Écrivain étincelant, capable de passer d'un genre à un autre avec virtuosité, comblé par les fées qui lui donnèrent pour parrain, dès l'adolescence, les comédiens De Max et Sarah Bernhardt, les écrivains Edmond Rostand et Anna de Noailles, célébré dans les salons comme l'enfant prodige d'une tradition où se croisaient la mode et l'avant-garde, Jean Cocteau (1889-1963) a souffert, de son vivant, de voir un masque d'arlequin frivole dérober la vérité profonde de son œuvre. Si l'on estime comme lui que les genres divers où il s'est illustré – théâtre, roman, graphisme, recueil poétique, confidences et jeux d'esprit, cinéma – relevaient tous de la poésie, peut-être voit-on mieux désormais où réside l'unité d'inspiration d'une œuvre que sa facilité maintint entre la gratuité du geste et le retour à un classicisme pouvant aller, comme dans Renaud et Armide (1943), jusqu'au pastiche racinien.

Les Enfants terribles (1929), inspirés certainement par les souvenirs de son adolescence à Maisons-Laffitte où Cocteau est né, montrent comment s'entrecroisent les thèmes favoris du poète romancier, toujours partagé entre la provocation des situations, la tension paroxystique du drame psychologique et un formalisme qui se situe dans la tradition de la Princesse de Clèves (1678), de Mme de La Fayette.

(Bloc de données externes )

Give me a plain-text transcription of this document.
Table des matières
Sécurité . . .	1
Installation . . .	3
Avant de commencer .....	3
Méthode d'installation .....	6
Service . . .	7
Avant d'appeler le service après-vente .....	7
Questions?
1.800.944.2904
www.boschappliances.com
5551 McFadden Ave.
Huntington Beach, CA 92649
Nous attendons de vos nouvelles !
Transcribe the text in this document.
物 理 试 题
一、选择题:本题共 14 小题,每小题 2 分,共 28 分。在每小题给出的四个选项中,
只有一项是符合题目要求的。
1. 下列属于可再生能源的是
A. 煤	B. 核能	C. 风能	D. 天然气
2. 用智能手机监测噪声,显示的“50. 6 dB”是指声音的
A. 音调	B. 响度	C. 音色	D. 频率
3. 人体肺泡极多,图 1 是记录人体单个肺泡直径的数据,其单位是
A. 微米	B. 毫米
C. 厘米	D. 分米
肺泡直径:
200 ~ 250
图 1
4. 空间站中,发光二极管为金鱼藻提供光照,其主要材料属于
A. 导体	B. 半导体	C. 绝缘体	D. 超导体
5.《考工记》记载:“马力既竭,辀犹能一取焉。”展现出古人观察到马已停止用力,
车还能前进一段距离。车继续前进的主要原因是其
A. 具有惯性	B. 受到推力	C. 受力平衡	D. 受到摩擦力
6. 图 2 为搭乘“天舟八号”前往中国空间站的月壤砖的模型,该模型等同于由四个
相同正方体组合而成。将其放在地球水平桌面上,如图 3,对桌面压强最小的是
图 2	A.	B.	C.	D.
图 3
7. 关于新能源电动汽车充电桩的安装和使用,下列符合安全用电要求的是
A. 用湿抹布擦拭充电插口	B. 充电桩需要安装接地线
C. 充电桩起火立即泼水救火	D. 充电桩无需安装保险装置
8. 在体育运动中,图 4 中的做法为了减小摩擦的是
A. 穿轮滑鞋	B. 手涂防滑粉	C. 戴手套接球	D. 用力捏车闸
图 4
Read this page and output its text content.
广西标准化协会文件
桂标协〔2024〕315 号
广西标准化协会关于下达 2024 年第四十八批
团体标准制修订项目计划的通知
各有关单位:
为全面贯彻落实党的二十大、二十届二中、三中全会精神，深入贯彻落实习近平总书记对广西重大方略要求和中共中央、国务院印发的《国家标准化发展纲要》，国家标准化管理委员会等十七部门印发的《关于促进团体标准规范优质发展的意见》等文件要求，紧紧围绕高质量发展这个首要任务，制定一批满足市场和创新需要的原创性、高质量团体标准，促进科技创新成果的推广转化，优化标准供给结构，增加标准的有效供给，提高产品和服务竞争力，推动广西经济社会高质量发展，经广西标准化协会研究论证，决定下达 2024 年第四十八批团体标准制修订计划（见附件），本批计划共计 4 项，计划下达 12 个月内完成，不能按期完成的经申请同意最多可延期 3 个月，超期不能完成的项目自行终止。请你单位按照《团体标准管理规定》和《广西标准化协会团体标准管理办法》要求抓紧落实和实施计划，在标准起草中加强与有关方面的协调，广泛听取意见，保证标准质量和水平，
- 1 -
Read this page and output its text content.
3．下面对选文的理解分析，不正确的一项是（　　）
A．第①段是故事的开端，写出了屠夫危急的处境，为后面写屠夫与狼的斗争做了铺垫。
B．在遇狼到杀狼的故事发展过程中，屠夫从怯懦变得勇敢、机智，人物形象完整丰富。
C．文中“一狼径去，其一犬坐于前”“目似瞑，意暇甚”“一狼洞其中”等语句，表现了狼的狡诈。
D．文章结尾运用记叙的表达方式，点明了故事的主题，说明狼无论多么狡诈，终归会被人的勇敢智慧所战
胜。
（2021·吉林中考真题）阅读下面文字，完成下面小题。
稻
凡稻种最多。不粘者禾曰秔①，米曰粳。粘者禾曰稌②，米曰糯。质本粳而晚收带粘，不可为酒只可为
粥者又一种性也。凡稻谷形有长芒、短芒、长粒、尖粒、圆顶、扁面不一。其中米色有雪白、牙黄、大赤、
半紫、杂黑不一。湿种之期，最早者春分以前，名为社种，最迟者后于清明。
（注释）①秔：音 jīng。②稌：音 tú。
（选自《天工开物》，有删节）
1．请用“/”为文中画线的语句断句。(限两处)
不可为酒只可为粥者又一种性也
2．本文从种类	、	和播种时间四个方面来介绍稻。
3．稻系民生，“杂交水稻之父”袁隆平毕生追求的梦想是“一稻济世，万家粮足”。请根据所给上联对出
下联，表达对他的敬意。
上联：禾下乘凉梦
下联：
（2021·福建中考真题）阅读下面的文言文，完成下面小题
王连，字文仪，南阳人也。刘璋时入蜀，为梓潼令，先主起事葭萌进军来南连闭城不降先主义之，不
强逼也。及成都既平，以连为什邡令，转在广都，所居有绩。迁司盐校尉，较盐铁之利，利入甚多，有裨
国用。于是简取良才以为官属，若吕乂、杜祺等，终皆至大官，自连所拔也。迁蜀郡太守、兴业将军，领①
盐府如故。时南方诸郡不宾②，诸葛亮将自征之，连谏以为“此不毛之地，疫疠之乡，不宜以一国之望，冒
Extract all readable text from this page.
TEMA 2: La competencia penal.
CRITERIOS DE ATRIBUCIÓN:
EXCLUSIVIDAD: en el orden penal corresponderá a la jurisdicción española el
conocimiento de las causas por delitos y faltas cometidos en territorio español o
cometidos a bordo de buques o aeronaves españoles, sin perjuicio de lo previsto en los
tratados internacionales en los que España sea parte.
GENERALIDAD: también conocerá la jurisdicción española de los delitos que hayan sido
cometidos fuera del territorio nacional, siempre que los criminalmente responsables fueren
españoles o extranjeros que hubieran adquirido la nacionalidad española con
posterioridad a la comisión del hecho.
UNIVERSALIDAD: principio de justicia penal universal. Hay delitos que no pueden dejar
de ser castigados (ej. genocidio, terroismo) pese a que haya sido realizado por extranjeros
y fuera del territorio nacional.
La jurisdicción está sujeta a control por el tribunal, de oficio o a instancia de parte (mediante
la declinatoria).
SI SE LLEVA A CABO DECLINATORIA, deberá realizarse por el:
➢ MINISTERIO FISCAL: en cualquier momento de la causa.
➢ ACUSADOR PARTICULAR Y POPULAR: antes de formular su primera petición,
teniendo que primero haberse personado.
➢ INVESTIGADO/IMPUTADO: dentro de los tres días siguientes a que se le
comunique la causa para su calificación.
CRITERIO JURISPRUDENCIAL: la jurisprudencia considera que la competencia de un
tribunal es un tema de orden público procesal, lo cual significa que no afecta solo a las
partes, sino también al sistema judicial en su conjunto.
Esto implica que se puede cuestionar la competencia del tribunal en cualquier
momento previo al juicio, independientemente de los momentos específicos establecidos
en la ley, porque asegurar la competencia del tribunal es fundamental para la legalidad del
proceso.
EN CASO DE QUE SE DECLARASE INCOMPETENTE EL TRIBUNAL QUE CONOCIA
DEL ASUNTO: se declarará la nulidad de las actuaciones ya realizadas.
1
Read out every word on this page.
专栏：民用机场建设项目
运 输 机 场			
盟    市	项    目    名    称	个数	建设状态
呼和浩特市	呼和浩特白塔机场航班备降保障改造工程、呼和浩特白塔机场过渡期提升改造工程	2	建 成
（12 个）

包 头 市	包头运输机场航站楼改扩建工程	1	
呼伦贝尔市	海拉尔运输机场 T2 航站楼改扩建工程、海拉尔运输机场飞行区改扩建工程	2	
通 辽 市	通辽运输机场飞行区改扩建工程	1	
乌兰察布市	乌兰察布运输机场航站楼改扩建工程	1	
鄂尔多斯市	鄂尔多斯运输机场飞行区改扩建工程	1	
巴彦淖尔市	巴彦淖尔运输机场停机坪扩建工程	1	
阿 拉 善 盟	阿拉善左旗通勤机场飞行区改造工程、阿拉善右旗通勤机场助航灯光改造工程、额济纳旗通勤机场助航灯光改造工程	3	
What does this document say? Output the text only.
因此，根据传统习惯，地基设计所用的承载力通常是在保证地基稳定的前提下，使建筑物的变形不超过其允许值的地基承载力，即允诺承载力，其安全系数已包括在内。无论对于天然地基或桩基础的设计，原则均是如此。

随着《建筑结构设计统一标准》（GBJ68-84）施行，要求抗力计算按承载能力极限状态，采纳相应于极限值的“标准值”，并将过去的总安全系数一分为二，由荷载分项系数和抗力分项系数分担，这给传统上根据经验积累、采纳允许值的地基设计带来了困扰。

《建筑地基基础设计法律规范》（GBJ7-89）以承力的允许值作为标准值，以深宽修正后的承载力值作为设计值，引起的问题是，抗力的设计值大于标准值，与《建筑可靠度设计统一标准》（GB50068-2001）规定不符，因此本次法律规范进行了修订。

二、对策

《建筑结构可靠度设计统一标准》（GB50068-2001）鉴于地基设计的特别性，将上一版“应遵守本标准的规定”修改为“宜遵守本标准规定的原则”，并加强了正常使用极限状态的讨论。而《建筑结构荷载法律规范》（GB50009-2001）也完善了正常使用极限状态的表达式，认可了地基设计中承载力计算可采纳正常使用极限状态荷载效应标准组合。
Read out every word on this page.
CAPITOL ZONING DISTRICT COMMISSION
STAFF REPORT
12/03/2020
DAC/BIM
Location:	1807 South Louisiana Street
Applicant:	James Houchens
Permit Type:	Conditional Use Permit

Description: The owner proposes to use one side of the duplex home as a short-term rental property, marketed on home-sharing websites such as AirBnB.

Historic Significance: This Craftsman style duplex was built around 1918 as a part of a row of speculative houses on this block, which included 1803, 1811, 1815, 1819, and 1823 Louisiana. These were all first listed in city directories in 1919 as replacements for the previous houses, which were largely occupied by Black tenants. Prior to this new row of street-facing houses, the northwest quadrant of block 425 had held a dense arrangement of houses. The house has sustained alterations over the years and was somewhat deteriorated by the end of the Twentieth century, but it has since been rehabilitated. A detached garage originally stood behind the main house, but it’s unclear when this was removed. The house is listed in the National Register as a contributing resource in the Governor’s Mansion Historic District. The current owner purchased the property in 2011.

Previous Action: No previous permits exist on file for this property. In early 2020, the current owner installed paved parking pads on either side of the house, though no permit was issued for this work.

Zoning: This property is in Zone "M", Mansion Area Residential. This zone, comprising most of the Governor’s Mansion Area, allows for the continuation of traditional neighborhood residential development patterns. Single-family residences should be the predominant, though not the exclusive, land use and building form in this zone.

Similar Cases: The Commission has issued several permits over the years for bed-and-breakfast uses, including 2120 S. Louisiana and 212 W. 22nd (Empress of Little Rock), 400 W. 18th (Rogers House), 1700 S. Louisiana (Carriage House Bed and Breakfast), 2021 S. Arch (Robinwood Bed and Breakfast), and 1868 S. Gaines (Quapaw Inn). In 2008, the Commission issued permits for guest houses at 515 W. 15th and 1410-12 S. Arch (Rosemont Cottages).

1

Malgré et à cause d'une jeunesse prodige, Raymond Radiguet (1903-1923) allait faire figure de maître pour Jean Cocteau. C'est sous l'influence de ses deux romans, Le Diable au corps (1923) et Le Bal du comte d'Orgel (1924), que furent écrits Les Enfants terribles.

Amours tragiques

Roman de l'adolescence, plus précisément de l'âge ingrat, Les Enfants terribles mettent en scène trois personnages de garçons, Gérard, Paul et Dargelos, figure de chef de bande, liés les uns aux autres, comme dans l'Andromaque de Racine, par un amour circulaire (Gérard aime Paul qui aime Dargelos), et deux figures de « filles » : Élizabeth, la sœur de Paul, et Agathe, une amie d'Élisabeth.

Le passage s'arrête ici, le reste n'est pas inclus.